Je ne te remercierai jamais assez d’avoir avancer ta distribution des cadeaux au 15 août 2014. T’étais pas obligé tu sais hein. Enfin bon, t’as l’habitude de bosser les jours fériés tu,  me diras.
Toujours est-il que me faire trois cadeaux de cet acabit c’est absolument inespéré.

Commençons par la première claque : Protomartyr, groupe américain au look improbable et »so british » dans l’âme.,  Bon, je dois l’avouer, le premier choc fut visuel : chacun des membres a une particularité. Le guitariste ressemble furieusement à  un croisement effrayant entre Jonah Hill et Daniel Johnston, le bassiste semble tout droit sorti d’un groupe de hard-rock suédois (qui a dit Europe ?), le batteur ressemble à  s’y méprendre à  Damian Lewis (je le soupçonne de s’être mis à  la batterie une fois la série »Homeland » terminée), et le chanteur à  un mix improbable de Mark E. Smith et Tony Clifton. En gros, un frigo aurait plus de charisme. Sauf que quand la machine se met en route, le groupe improbable au charisme de moule (adaptons-nous à  la région), plus proche des prolos anglais que d’un groupe de musiciens,,  dévaste tout sur son passage.
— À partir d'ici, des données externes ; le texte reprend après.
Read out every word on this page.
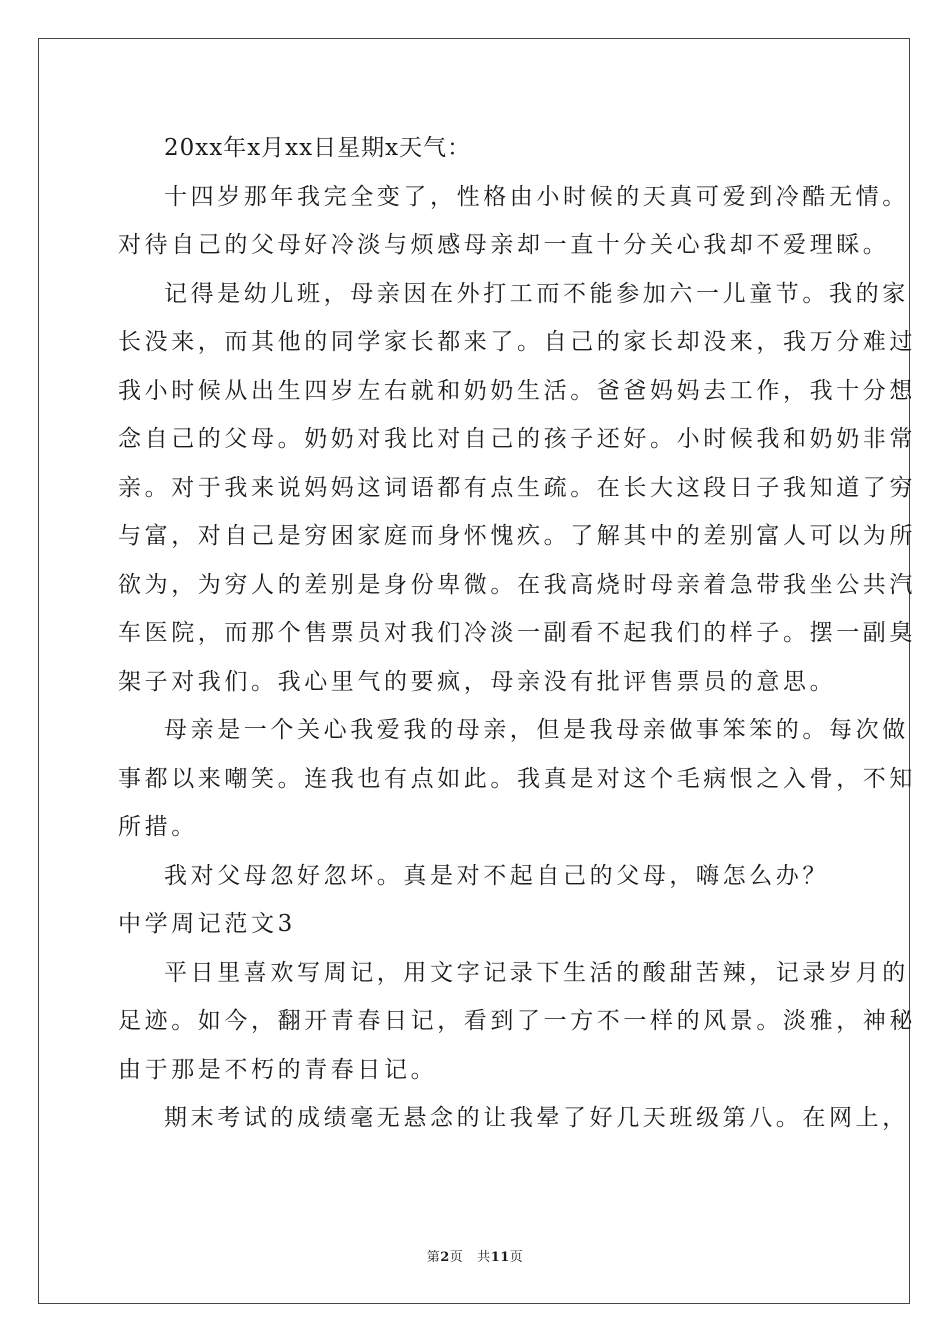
20xx年x月xx日星期x天气：
十四岁那年我完全变了，性格由小时候的天真可爱到冷酷无情。
对待自己的父母好冷淡与烦感母亲却一直十分关心我却不爱理睬。
记得是幼儿班，母亲因在外打工而不能参加六一儿童节。我的家
长没来，而其他的同学家长都来了。自己的家长却没来，我万分难过
我小时候从出生四岁左右就和奶奶生活。爸爸妈妈去工作，我十分想
念自己的父母。奶奶对我比对自己的孩子还好。小时候我和奶奶非常
亲。对于我来说妈妈这词语都有点生疏。在长大这段日子我知道了穷
与富，对自己是穷困家庭而身怀愧疚。了解其中的差别富人可以为所
欲为，为穷人的差别是身份卑微。在我高烧时母亲着急带我坐公共汽
车医院，而那个售票员对我们冷淡一副看不起我们的样子。摆一副臭
架子对我们。我心里气的要疯，母亲没有批评售票员的意思。
母亲是一个关心我爱我的母亲，但是我母亲做事笨笨的。每次做
事都以来嘲笑。连我也有点如此。我真是对这个毛病恨之入骨，不知
所措。
我对父母忽好忽坏。真是对不起自己的父母，嗨怎么办？
中学周记范文3
平日里喜欢写周记，用文字记录下生活的酸甜苦辣，记录岁月的
足迹。如今，翻开青春日记，看到了一方不一样的风景。淡雅，神秘
由于那是不朽的青春日记。
期末考试的成绩毫无悬念的让我晕了好几天班级第八。在网上，
第2页 共11页
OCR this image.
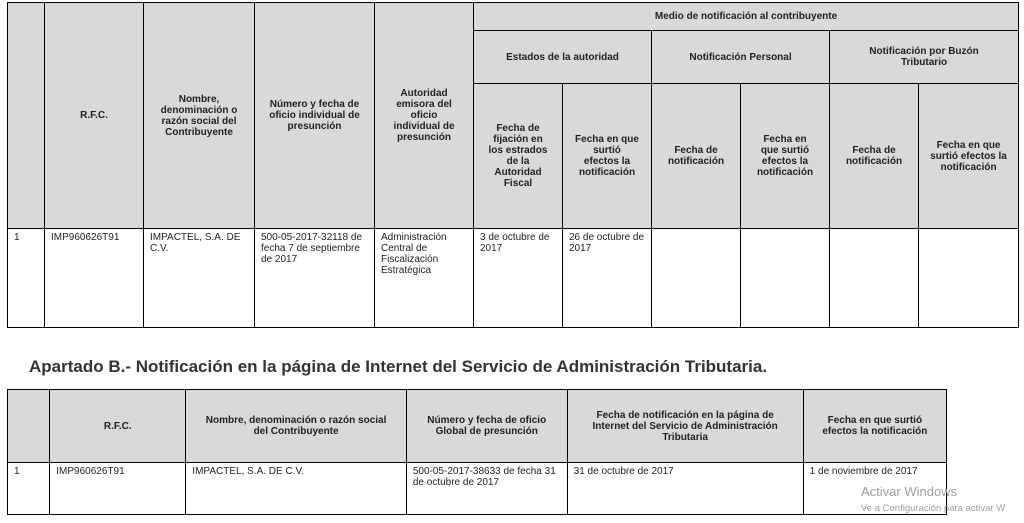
	R.F.C.	Nombre, denominación o razón social del Contribuyente	Número y fecha de oficio individual de presunción	Autoridad emisora del oficio individual de presunción	Medio de notificación al contribuyente					
					Estados de la autoridad		Notificación Personal		Notificación por Buzón Tributario	
					Fecha de fijación en los estrados de la Autoridad Fiscal	Fecha en que surtió efectos la notificación	Fecha de notificación	Fecha en que surtió efectos la notificación	Fecha de notificación	Fecha en que surtió efectos la notificación
1	IMP960626T91	IMPACTEL, S.A. DE C.V.	500-05-2017-32118 de fecha 7 de septiembre de 2017	Administración Central de Fiscalización Estratégica	3 de octubre de 2017	26 de octubre de 2017				
Apartado B.- Notificación en la página de Internet del Servicio de Administración Tributaria.
	R.F.C.	Nombre, denominación o razón social del Contribuyente	Número y fecha de oficio Global de presunción	Fecha de notificación en la página de Internet del Servicio de Administración Tributaria	Fecha en que surtió efectos la notificación
1	IMP960626T91	IMPACTEL, S.A. DE C.V.	500-05-2017-38633 de fecha 31 de octubre de 2017	31 de octubre de 2017	1 de noviembre de 2017
Activar Windows
Ve a Configuración para activar W
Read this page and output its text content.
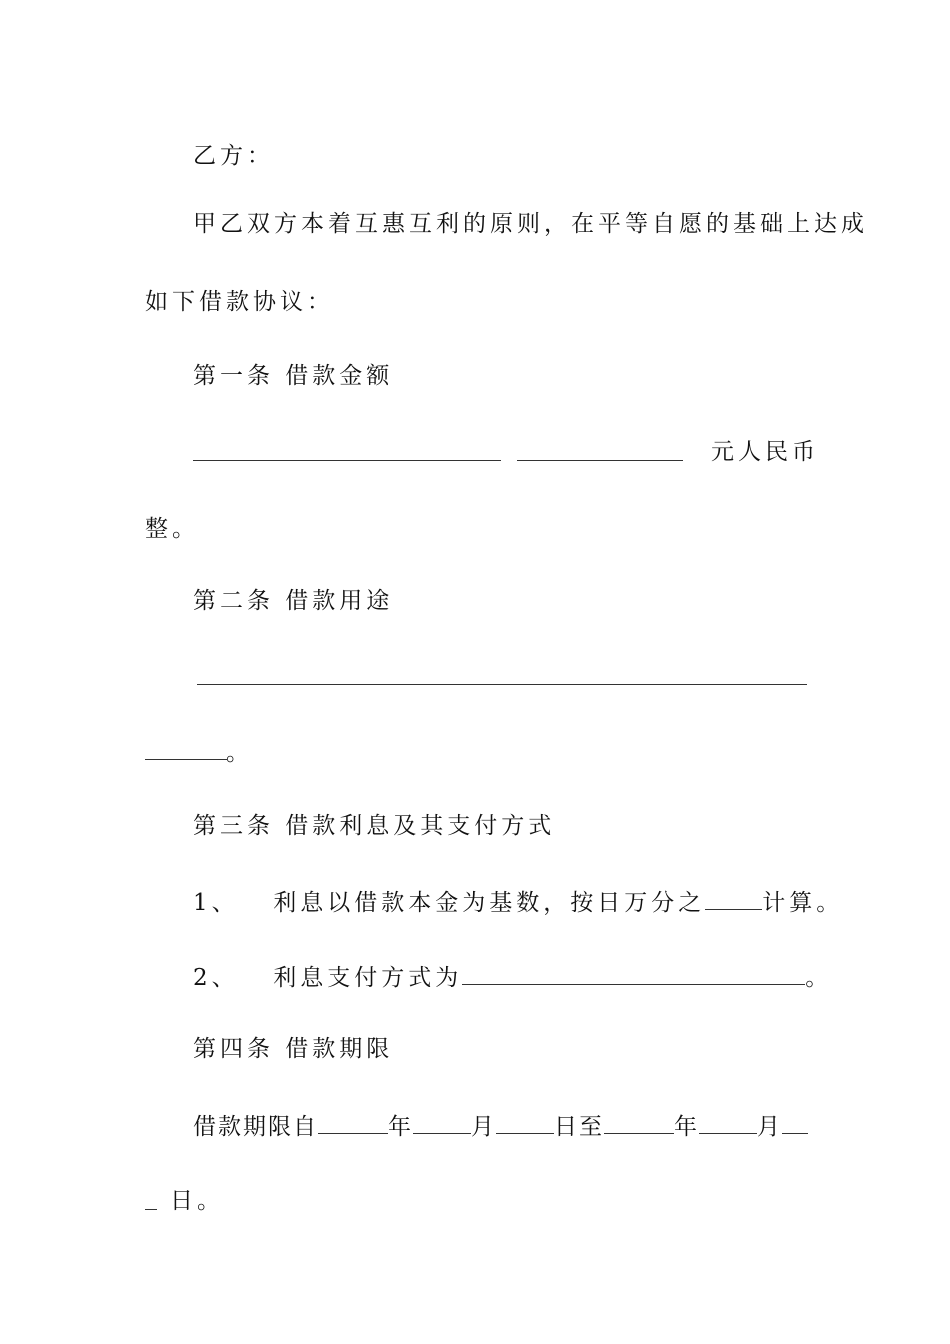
乙方：
甲乙双方本着互惠互利的原则，在平等自愿的基础上达成
如下借款协议：
第一条 借款金额
元人民币
整。
第二条 借款用途
。
第三条 借款利息及其支付方式
1、 利息以借款本金为基数，按日万分之 计算。
2、 利息支付方式为	。
第四条 借款期限
借款期限自	年	月	日至	年	月
日。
Leur rock, entre le post-punk et le garage devient un rouleau-compresseur, le guitariste, oscillant dans son attitude entre le psychopathe et le dément, fait corps avec son instrument et surtout, fait atrocement peur, au point qu’on se demande s’ils le sortent uniquement de l’HP pour les concerts. Le chanteur, quant à  lui, regarde ses musiciens d’un air totalement impassible, mains dans le dos, semblant plus s’intéresser à  sa bière qu’au public. Malgré ça, leur set fut remarquable de tension, d’intensité et quelque peu frustrant car le groupe ne voulant pas dépasser les deux minutes trente autorisées pour ce genre d’exercice, coupant de façon abrupte certains morceaux qu’on aurait bien aimé voir développer un peu plus.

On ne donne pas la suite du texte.